The report, released on Friday, said 102 million trees have died in the Golden State since 2010, an increase of 36 million trees since the last aerial survey in May. The U.S. Forest Service also said some 62 million trees have died this year, and the drought has weakened many more that are expected to die in a matter of months or years.

"These dead and dying trees continue to elevate the risk of wildfire, complicate our efforts to respond safely and effectively to fires when they do occur and pose a host of threats to life and property across California," said Agriculture Secretary Tom Vilsack.

While most of the dead trees are found in the central and southern Sierra Nevada region, the die-off has been so widespread that it forced Gov. Jerry Brown to declare a state of emergency in October 2015. A combination of a lack of water and bark beetles have been responsible for accelerating the die-off, Forest Service spokeswoman Stephanie Gomes told Buzzfeed. Under normal circumstances, the trees have a defense against these beetles, she said.

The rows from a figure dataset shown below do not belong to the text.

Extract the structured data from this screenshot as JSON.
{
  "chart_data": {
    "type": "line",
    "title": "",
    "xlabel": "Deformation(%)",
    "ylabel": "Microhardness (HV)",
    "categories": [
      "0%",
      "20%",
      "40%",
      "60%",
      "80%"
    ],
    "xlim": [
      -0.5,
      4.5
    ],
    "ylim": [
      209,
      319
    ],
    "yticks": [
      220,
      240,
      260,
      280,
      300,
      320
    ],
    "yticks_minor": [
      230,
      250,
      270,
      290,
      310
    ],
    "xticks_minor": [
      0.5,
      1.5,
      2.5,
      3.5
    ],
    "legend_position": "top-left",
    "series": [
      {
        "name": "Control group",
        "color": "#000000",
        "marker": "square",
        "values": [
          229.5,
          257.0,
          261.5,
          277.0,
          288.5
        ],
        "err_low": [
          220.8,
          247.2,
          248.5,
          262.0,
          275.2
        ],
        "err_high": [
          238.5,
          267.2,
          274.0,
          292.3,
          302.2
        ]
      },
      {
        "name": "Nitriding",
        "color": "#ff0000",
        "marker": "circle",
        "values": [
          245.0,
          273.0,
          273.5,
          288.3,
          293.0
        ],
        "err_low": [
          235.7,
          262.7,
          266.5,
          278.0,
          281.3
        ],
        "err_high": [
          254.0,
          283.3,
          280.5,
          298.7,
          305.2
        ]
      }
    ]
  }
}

"But because of the drought, they don’t have enough water to do that," Gomes also told Buzzfeed. "And so the beetles are overcoming the trees."

The influx of dead trees creates a heightened danger for a thirsty state that's already dealing with a year-round fire season on an annual basis. But some experts say the dying trees should burn, allowing new habitats to be created, as long as it doesn't cost human lives.

"A lot of the hype seems to me a lack of understanding of the naturalness of disturbance in ecology," Richard Hutto, an ecologist at the University of Montana, told the New York Times.

That's easier said than done in a state that's as dry as California, however. With little hope for a wet winter, all signs point to a die-off that continues to accelerate, leaving firefighters with an extremely dangerous task ahead for years to come.

"This staggering and growing number of tree deaths should be concerning for everyone," Max Gomberg, climate and conservation manager at the State Water Resources Control Board, told the Los Angeles Times. "It helps us realize just how intense and extreme this drought has been — particularly for Central and Southern California."